Real sequences which sum to 0, multiply to 1.
Solution 1:
Use that
$$(x_n+y_n)^2-4x_ny_n=(x_n-y_n)^2.$$
So $(x_n-y_n)^2$ has a limit. If we take limits then
$$-4=0-4=\lim_{n\to\infty}(x_n+y_n)^2-4\lim_{n\to \infty}x_ny_n=\lim_{n\to\infty}((x_n+y_n)^2-4x_ny_n)=\lim_{n\to\infty}(x_n-y_n)^2.$$
But this gives a contradiction, since $(x_n-y_n)^2\ge 0,\forall n\in \Bbb{N}.$
So, the sequences do not exist.
Solution 2:
Assume toward a contradiction that there are such sequences $(x_n)_n$ and $(y_n)_n$. Because $\lim_n x_n y_n$ is positive, $x_n$ and $y_n$ eventually have the same sign.
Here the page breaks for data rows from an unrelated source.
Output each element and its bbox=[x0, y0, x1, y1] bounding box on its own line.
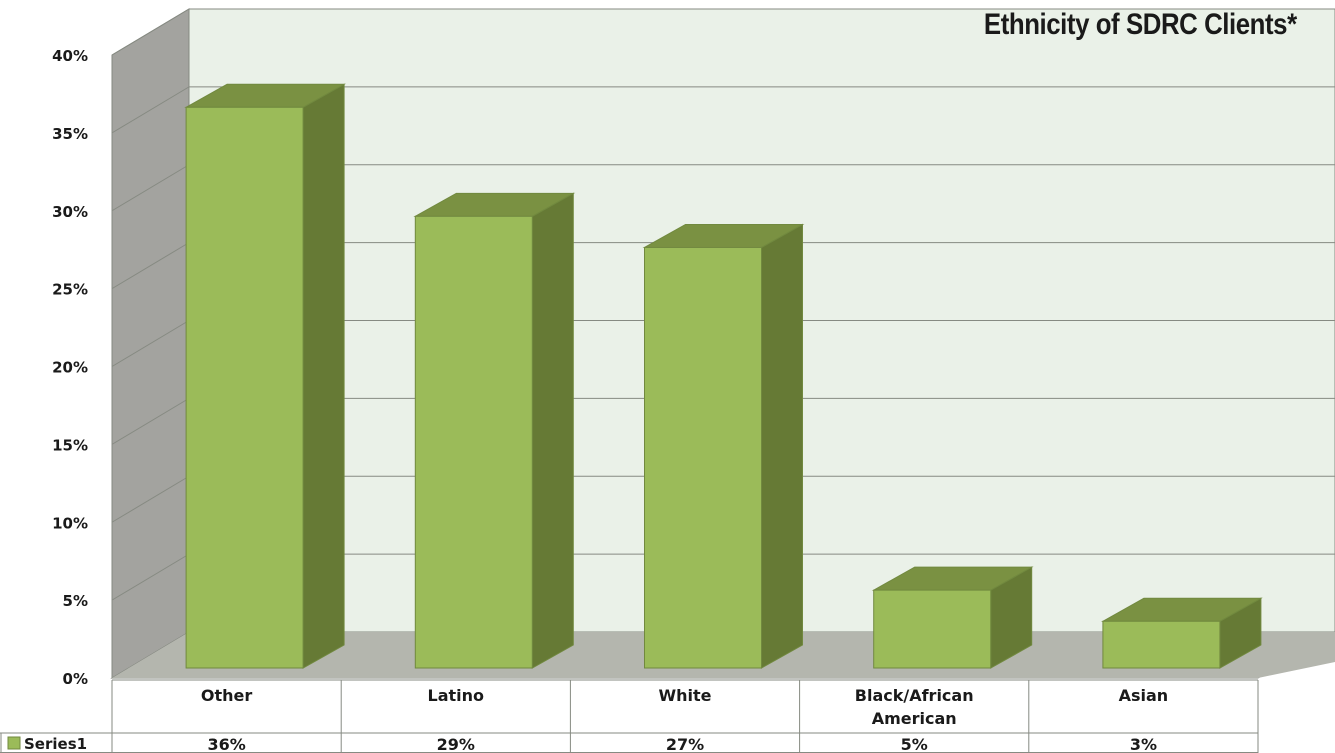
gridline-side bbox=[111, 8, 190, 56]
gridline-side bbox=[111, 320, 190, 367]
legend-swatch bbox=[7, 736, 21, 750]
x-category-label: Black/African bbox=[855, 686, 974, 705]
legend-series-label: Series1 bbox=[24, 735, 87, 753]
x-category-label: Asian bbox=[1119, 686, 1169, 705]
y-tick-label: 0% bbox=[63, 670, 88, 688]
data-table-bg bbox=[112, 680, 1258, 753]
gridline-side bbox=[111, 86, 190, 134]
bar bbox=[1102, 620, 1221, 669]
gridline-side bbox=[111, 164, 190, 212]
gridline-side bbox=[111, 397, 190, 445]
data-label: 5% bbox=[901, 735, 928, 753]
bar-side bbox=[302, 83, 345, 669]
bar bbox=[185, 106, 304, 669]
gridline-side bbox=[111, 242, 190, 290]
chart-title: Ethnicity of SDRC Clients* bbox=[984, 8, 1297, 41]
x-category-label: Latino bbox=[428, 686, 485, 705]
y-tick-label: 10% bbox=[52, 514, 88, 532]
gridline-side bbox=[111, 553, 190, 601]
bar bbox=[873, 589, 992, 669]
bar-side bbox=[761, 223, 803, 669]
y-tick-label: 5% bbox=[63, 592, 88, 610]
x-category-label: American bbox=[872, 709, 957, 728]
x-category-label: Other bbox=[201, 686, 252, 705]
y-tick-label: 25% bbox=[52, 281, 88, 299]
gridline-side bbox=[111, 475, 190, 523]
y-tick-label: 15% bbox=[52, 436, 88, 454]
y-tick-label: 30% bbox=[52, 203, 88, 221]
y-tick-label: 40% bbox=[52, 47, 88, 65]
bar-side bbox=[531, 192, 574, 669]
bar bbox=[644, 246, 762, 669]
data-label: 27% bbox=[666, 735, 704, 753]
data-label: 36% bbox=[207, 735, 245, 753]
data-label: 3% bbox=[1130, 735, 1157, 753]
y-tick-label: 20% bbox=[52, 359, 88, 377]
y-tick-label: 35% bbox=[52, 125, 88, 143]
x-category-label: White bbox=[658, 686, 711, 705]
data-label: 29% bbox=[437, 735, 475, 753]
bar bbox=[414, 215, 533, 669]
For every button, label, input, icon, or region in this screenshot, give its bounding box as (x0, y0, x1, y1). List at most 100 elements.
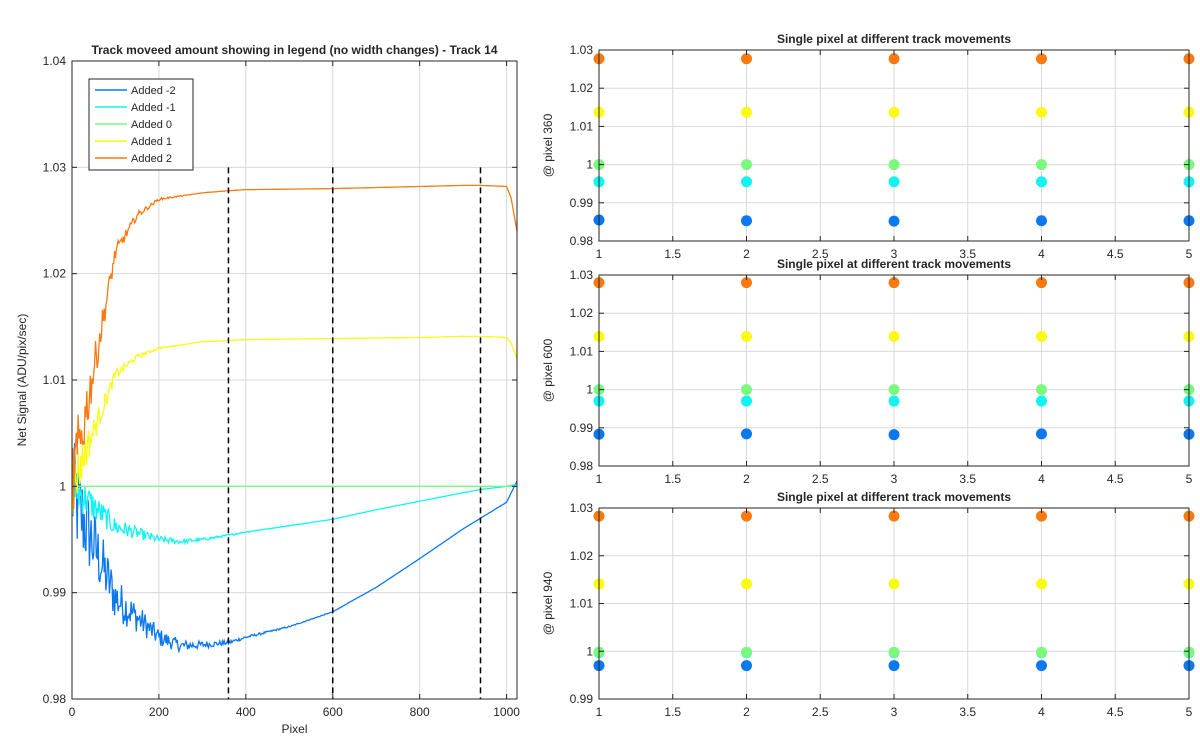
x-tick-label: 1000 (493, 705, 520, 719)
x-tick-label: 1 (596, 247, 603, 261)
data-point-added--2 (888, 660, 900, 672)
data-point-added--2 (741, 660, 752, 672)
x-tick-label: 3.5 (959, 472, 976, 486)
data-point-added--2 (1036, 215, 1047, 227)
y-tick-label: 1.01 (570, 119, 594, 133)
x-tick-label: 3 (891, 705, 898, 719)
y-tick-label: 0.98 (570, 459, 594, 473)
x-tick-label: 4 (1038, 472, 1045, 486)
data-point-added--2 (741, 215, 752, 227)
data-point-added-1 (888, 331, 900, 343)
y-tick-label: 0.99 (570, 692, 594, 706)
x-tick-label: 3.5 (959, 247, 976, 261)
data-point-added-2 (888, 53, 900, 65)
y-tick-label: 1.02 (570, 306, 594, 320)
y-tick-label: 1.03 (570, 501, 594, 515)
x-tick-label: 1.5 (664, 247, 681, 261)
data-point-added-1 (741, 331, 752, 343)
data-point-added-1 (888, 578, 900, 590)
y-axis-label: @ pixel 600 (541, 338, 555, 402)
data-point-added-0 (888, 159, 900, 171)
x-tick-label: 1 (596, 472, 603, 486)
data-point-added--1 (741, 395, 752, 407)
x-tick-label: 1 (596, 705, 603, 719)
y-tick-label: 1.04 (43, 54, 67, 68)
data-point-added-1 (1036, 106, 1047, 118)
data-point-added--2 (888, 215, 900, 227)
data-point-added-2 (741, 53, 752, 65)
y-tick-label: 1.01 (570, 344, 594, 358)
y-tick-label: 1 (586, 158, 593, 172)
x-tick-label: 400 (236, 705, 256, 719)
y-tick-label: 1 (586, 644, 593, 658)
data-point-added-2 (1036, 277, 1047, 289)
data-point-added-0 (888, 646, 900, 658)
data-point-added--1 (888, 176, 900, 188)
x-tick-label: 2.5 (812, 472, 829, 486)
x-tick-label: 5 (1186, 247, 1193, 261)
data-point-added-2 (741, 277, 752, 289)
y-tick-label: 0.98 (43, 692, 67, 706)
data-point-added--2 (741, 428, 752, 440)
x-tick-label: 5 (1186, 472, 1193, 486)
data-point-added--2 (1036, 660, 1047, 672)
data-point-added--1 (888, 395, 900, 407)
data-point-added-2 (1036, 53, 1047, 65)
scatter-chart-pixel-940: 1 1.5 2 2.5 3 3.5 4 4.5 50.9911.011.021.03Single… (541, 490, 1195, 719)
x-tick-label: 2 (743, 472, 750, 486)
x-tick-label: 4 (1038, 705, 1045, 719)
scatter-chart-pixel-600: 1 1.5 2 2.5 3 3.5 4 4.5 5 0.98 0.99 1 1.01 1.02 1.03 Si… (541, 257, 1195, 486)
data-point-added-1 (1036, 331, 1047, 343)
x-tick-label: 3 (891, 247, 898, 261)
x-tick-label: 800 (410, 705, 430, 719)
x-tick-label: 0 (69, 705, 76, 719)
main-line-chart: 0 200 400 600 800 1000 0.98 0.99 1 1.01 1.02 1.03 1.… (15, 43, 520, 736)
x-tick-label: 600 (323, 705, 343, 719)
y-tick-label: 1 (59, 479, 66, 493)
series-line-added-2 (72, 184, 517, 510)
x-tick-label: 2 (743, 247, 750, 261)
y-tick-label: 1.03 (570, 268, 594, 282)
data-point-added--1 (741, 176, 752, 188)
x-tick-label: 4.5 (1107, 705, 1124, 719)
x-tick-label: 3 (891, 472, 898, 486)
legend-label: Added 2 (131, 153, 172, 165)
x-tick-label: 5 (1186, 705, 1193, 719)
y-tick-label: 1.01 (43, 373, 67, 387)
data-point-added-1 (741, 106, 752, 118)
data-point-added--2 (888, 429, 900, 441)
legend-label: Added 0 (131, 119, 172, 131)
x-tick-label: 4.5 (1107, 472, 1124, 486)
data-point-added-2 (741, 510, 752, 522)
data-point-added-0 (888, 384, 900, 396)
x-tick-label: 2 (743, 705, 750, 719)
data-point-added-0 (1036, 646, 1047, 658)
x-tick-label: 4 (1038, 247, 1045, 261)
y-tick-label: 0.99 (570, 196, 594, 210)
data-point-added-0 (741, 159, 752, 171)
legend-label: Added 1 (131, 136, 172, 148)
legend-label: Added -1 (131, 102, 176, 114)
x-tick-label: 2.5 (812, 705, 829, 719)
series-line-added-1 (72, 335, 517, 517)
chart-title: Single pixel at different track movement… (777, 257, 1011, 271)
y-tick-label: 0.99 (43, 586, 67, 600)
data-point-added--1 (1036, 176, 1047, 188)
series-line-added--1 (72, 472, 517, 546)
data-point-added-2 (1036, 510, 1047, 522)
chart-title: Single pixel at different track movement… (777, 490, 1011, 504)
x-tick-label: 200 (149, 705, 169, 719)
y-tick-label: 1.03 (570, 43, 594, 57)
data-point-added-0 (1036, 159, 1047, 171)
y-axis-label: @ pixel 360 (541, 113, 555, 177)
y-tick-label: 0.99 (570, 421, 594, 435)
y-tick-label: 1 (586, 383, 593, 397)
y-tick-label: 1.01 (570, 597, 594, 611)
data-point-added-2 (888, 510, 900, 522)
y-tick-label: 1.02 (570, 549, 594, 563)
y-tick-label: 0.98 (570, 234, 594, 248)
x-tick-label: 3.5 (959, 705, 976, 719)
chart-title: Single pixel at different track movement… (777, 32, 1011, 46)
chart-title: Track moveed amount showing in legend (n… (91, 43, 497, 57)
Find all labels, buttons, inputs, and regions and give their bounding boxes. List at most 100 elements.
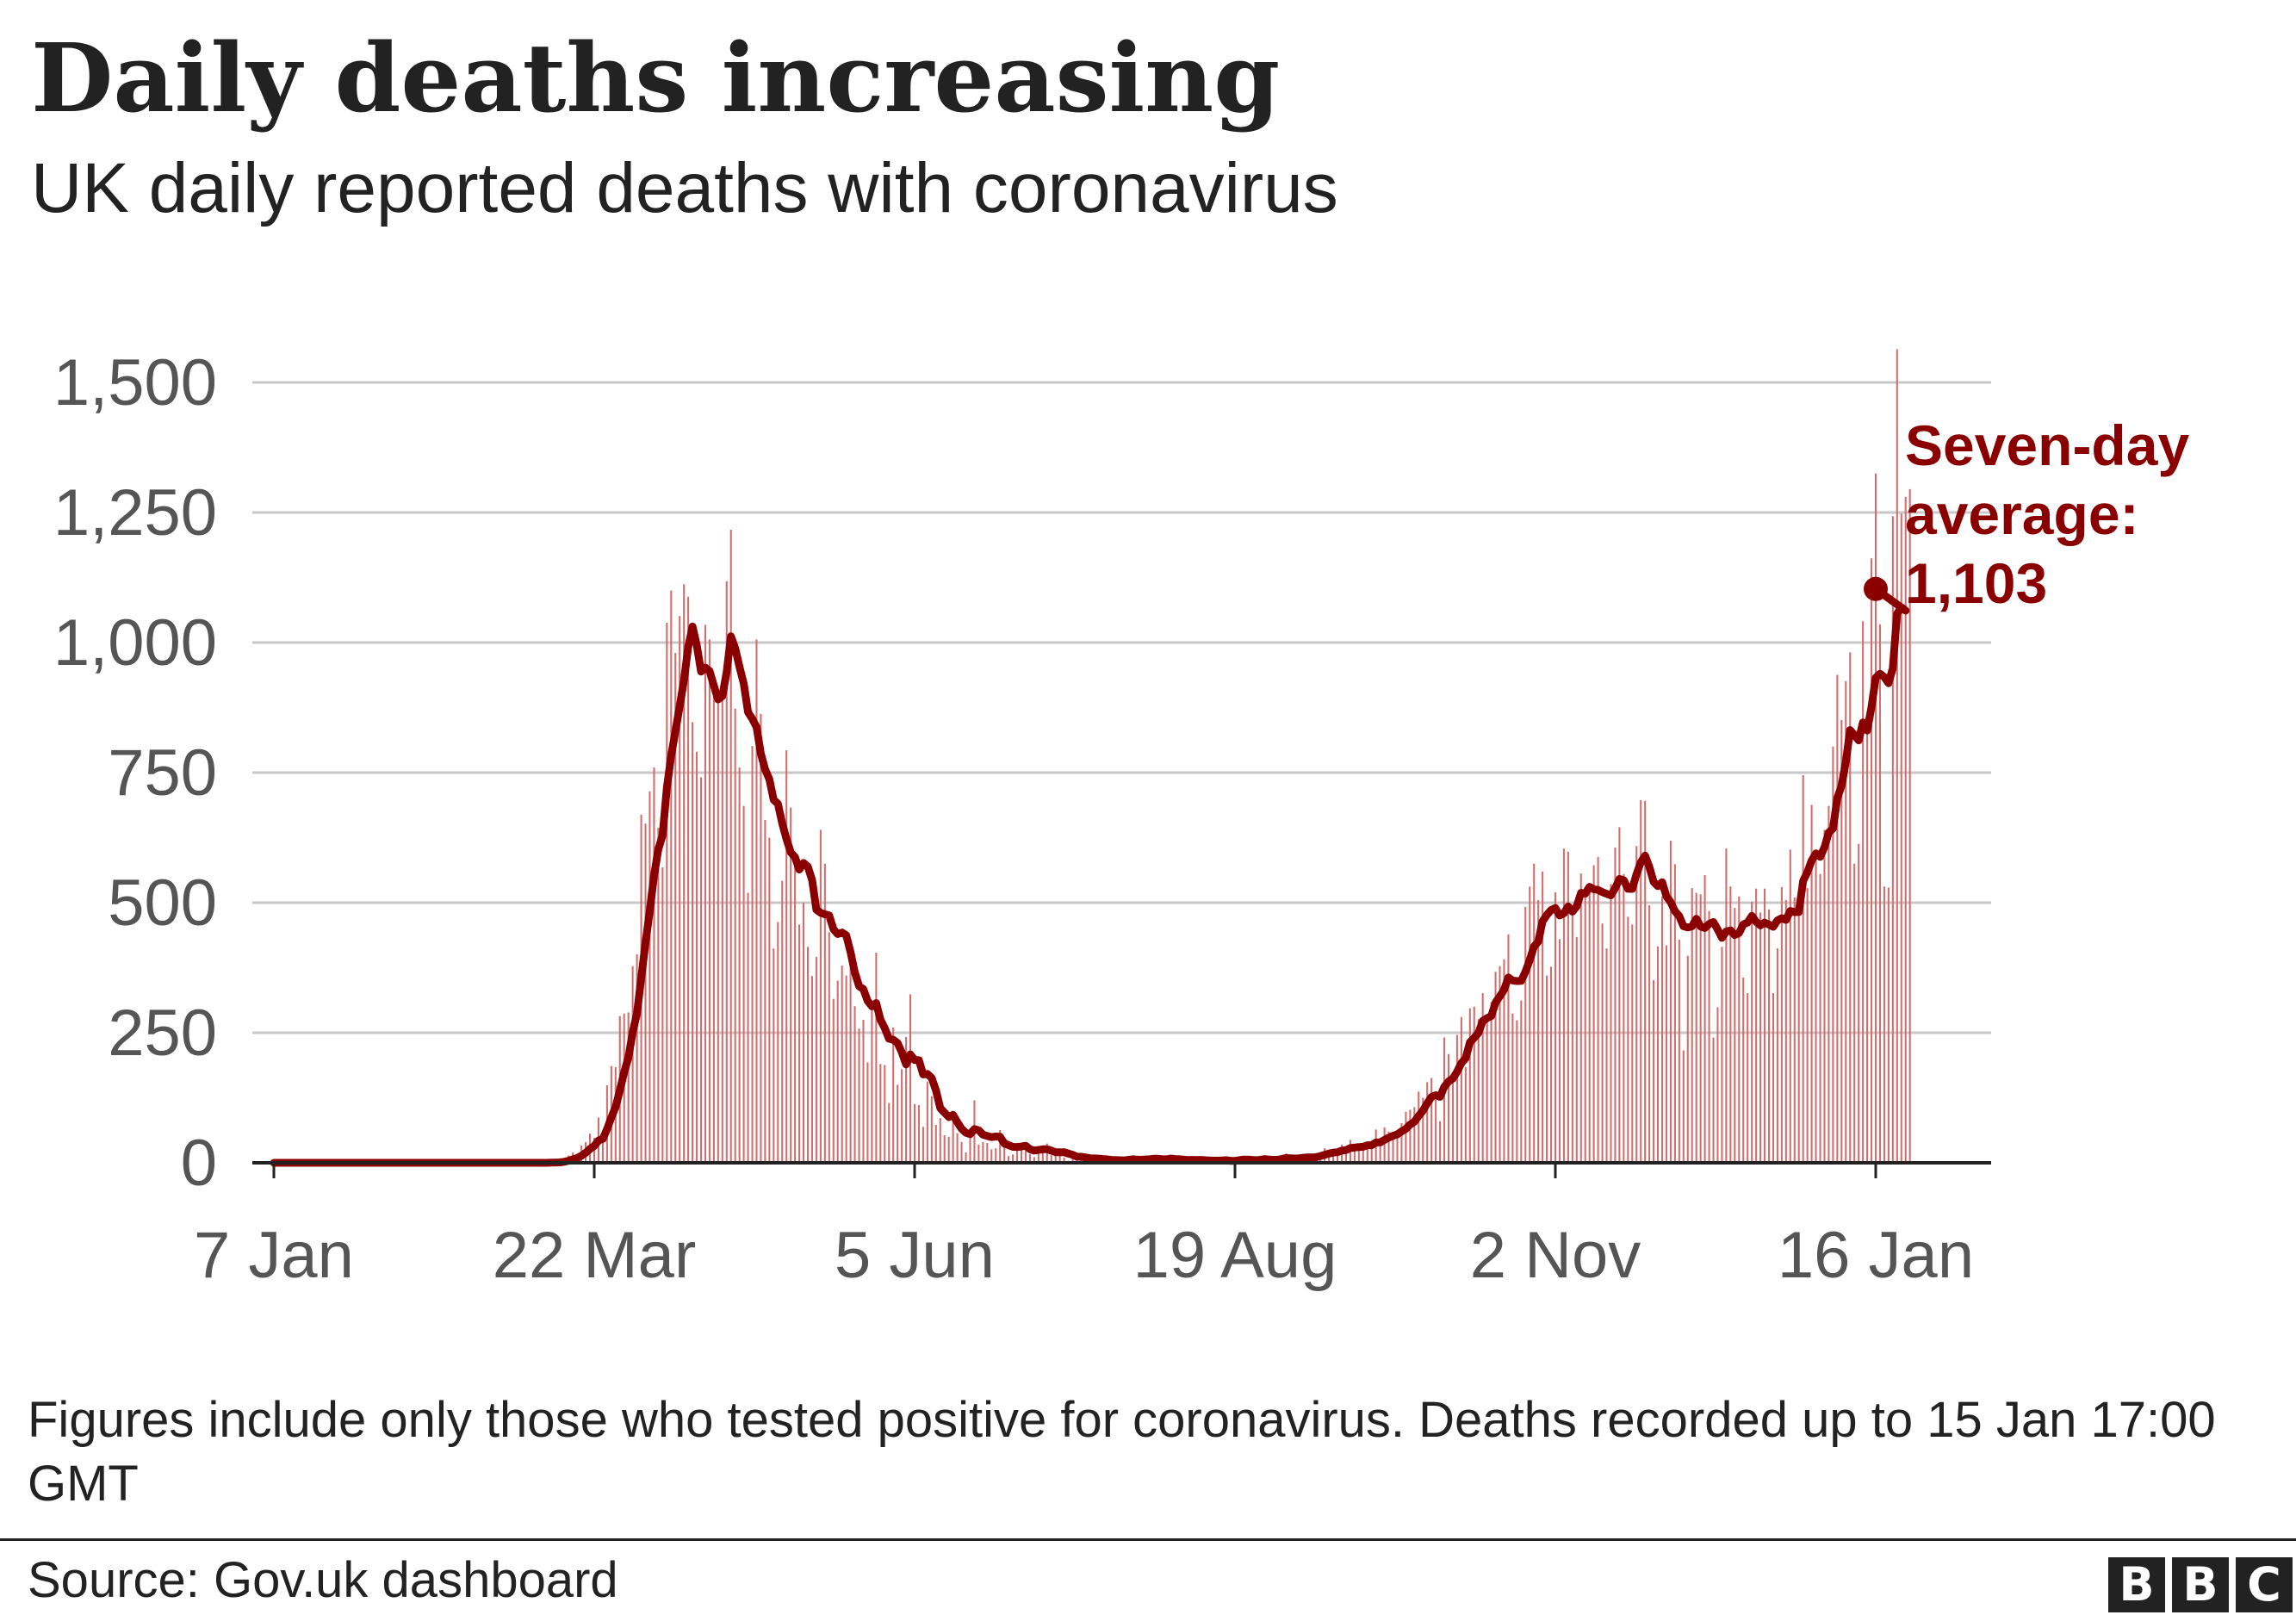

Without loss of generality, we may assume that for infinitely many $n$ they are both positive. By passing to a subsequence we may assume that $x_n$ and $y_n$ are both positive for all $n$. Then $x_n$ and $y_n$ are both between $0$ and $x_n + y_n$, which approaches zero as $n \to \infty$, so $x_n$ and $y_n$ themselves approach zero as $n \to \infty$. Therefore $\lim_n x_ny_n = 0$, which is a contradiction.